Watch Belafonte on Democracy Now
https://www.democracynow.org/2016/12/6/welcome_to_the_fourth_reich_legendary 

On Monday night, actor and activist Danny Glover spoke at Democracy Now!’s 20th anniversary at Riverside Church—the very same place where civil rights leader Rev. Martin Luther King Jr. gave his historic speech against the Vietnam War in 1967. As Danny Glover addressed more than 2,000 people, he called on the crowd and the country to organize once again in the spirit of Martin Luther King.


Actor & Activist Danny Glover: We Must Organize in the Spirit of Martin Luther King Jr.  Democracy Now, Dec. 6, 2016

AMY GOODMAN: The actor, director, activist Danny Glover also spoke Monday night, referencing Dr. King’s address.
DANNY GLOVER: I would be remiss if I would stand on this stage without mentioning one of the great moments on this stage nearly 50 years ago, when a young minister, a liberation theologist, a—one of the most extraordinary human beings of this century, any century, stepped here and, with all his consciousness, with all the pain it took, denounced the war in Vietnam—Dr. Martin Luther King, on this stage—knowing that he spoke for his heart and his consciousness, knowing that he was doing something that he was going to be vilified. Yet he spoke up.

As we think about the moments ahead and the work that we have to do, the history that we must—it’s imperative that we make, we have to think about those moments and use all our courage, every bit of it, whether it’s in the service of finding the truth and finding those stories, where those who feel that they are lost within their own country here and can only turn to the far right in everything else—so, where we have to do and where we’re going to have to go, and not simply just preaching to our choir, to our constituency, is farther than we’ve ever wanted to reach and understand. We have all the technology in the world. We have every single thing available to us.
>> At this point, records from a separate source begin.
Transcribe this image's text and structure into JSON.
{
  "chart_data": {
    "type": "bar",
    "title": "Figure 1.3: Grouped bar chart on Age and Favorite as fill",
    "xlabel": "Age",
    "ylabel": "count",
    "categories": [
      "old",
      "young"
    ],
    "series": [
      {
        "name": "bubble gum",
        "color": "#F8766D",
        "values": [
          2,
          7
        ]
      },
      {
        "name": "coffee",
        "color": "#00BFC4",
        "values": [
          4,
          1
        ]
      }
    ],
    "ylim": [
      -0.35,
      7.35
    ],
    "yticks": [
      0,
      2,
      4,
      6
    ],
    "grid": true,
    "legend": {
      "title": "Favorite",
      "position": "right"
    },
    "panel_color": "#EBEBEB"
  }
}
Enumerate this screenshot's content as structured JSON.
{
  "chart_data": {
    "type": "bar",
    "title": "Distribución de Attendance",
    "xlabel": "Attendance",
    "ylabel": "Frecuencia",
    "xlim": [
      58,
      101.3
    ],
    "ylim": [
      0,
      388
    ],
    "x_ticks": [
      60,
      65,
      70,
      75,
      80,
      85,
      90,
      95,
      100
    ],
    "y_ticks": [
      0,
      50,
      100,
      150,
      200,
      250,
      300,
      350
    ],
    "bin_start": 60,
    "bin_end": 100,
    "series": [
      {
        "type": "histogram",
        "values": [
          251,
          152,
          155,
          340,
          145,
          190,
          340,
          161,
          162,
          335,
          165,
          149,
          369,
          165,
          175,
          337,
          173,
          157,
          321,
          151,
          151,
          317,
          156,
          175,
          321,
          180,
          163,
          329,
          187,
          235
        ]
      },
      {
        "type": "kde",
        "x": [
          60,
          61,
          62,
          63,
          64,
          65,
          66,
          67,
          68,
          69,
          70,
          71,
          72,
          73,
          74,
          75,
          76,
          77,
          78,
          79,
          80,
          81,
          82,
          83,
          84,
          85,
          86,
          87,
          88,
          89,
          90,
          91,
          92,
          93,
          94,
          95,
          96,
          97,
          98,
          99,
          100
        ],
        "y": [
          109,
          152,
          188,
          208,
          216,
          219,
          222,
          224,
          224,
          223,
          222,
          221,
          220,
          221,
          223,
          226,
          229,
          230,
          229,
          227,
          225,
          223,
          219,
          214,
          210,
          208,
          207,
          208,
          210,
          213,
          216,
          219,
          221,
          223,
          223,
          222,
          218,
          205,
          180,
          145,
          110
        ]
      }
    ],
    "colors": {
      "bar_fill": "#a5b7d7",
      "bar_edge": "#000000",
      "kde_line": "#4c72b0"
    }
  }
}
But organizing, taking ourselves serious about that and doing the work we need to do, wherever it is, is going to take something from our hearts. It’s going to take something deep from our hearts.

So, as we move forward and we realize the work we have to do, Noam Chomsky talked about the opportunities that we have within—right here, at this moment. We look at the demographics, talks about the ways in which we can use what has happened as a platform to build, to create, to imagine and continue to imagine. That’s our responsibility right now. At 70 years old or at seven years old, at 90 years old or whatever we are, we have to take that on. And certainly, we come armed with the information that Democracy Now! has provided us through the journey that they’ve taken us on, learning lessons, finding new ways in which we can employ those lessons, use those lessons in our own work, in our own moment. And we are here to celebrate, but at the same time to move forward more fiercely, more courageously than ever before. Thank you.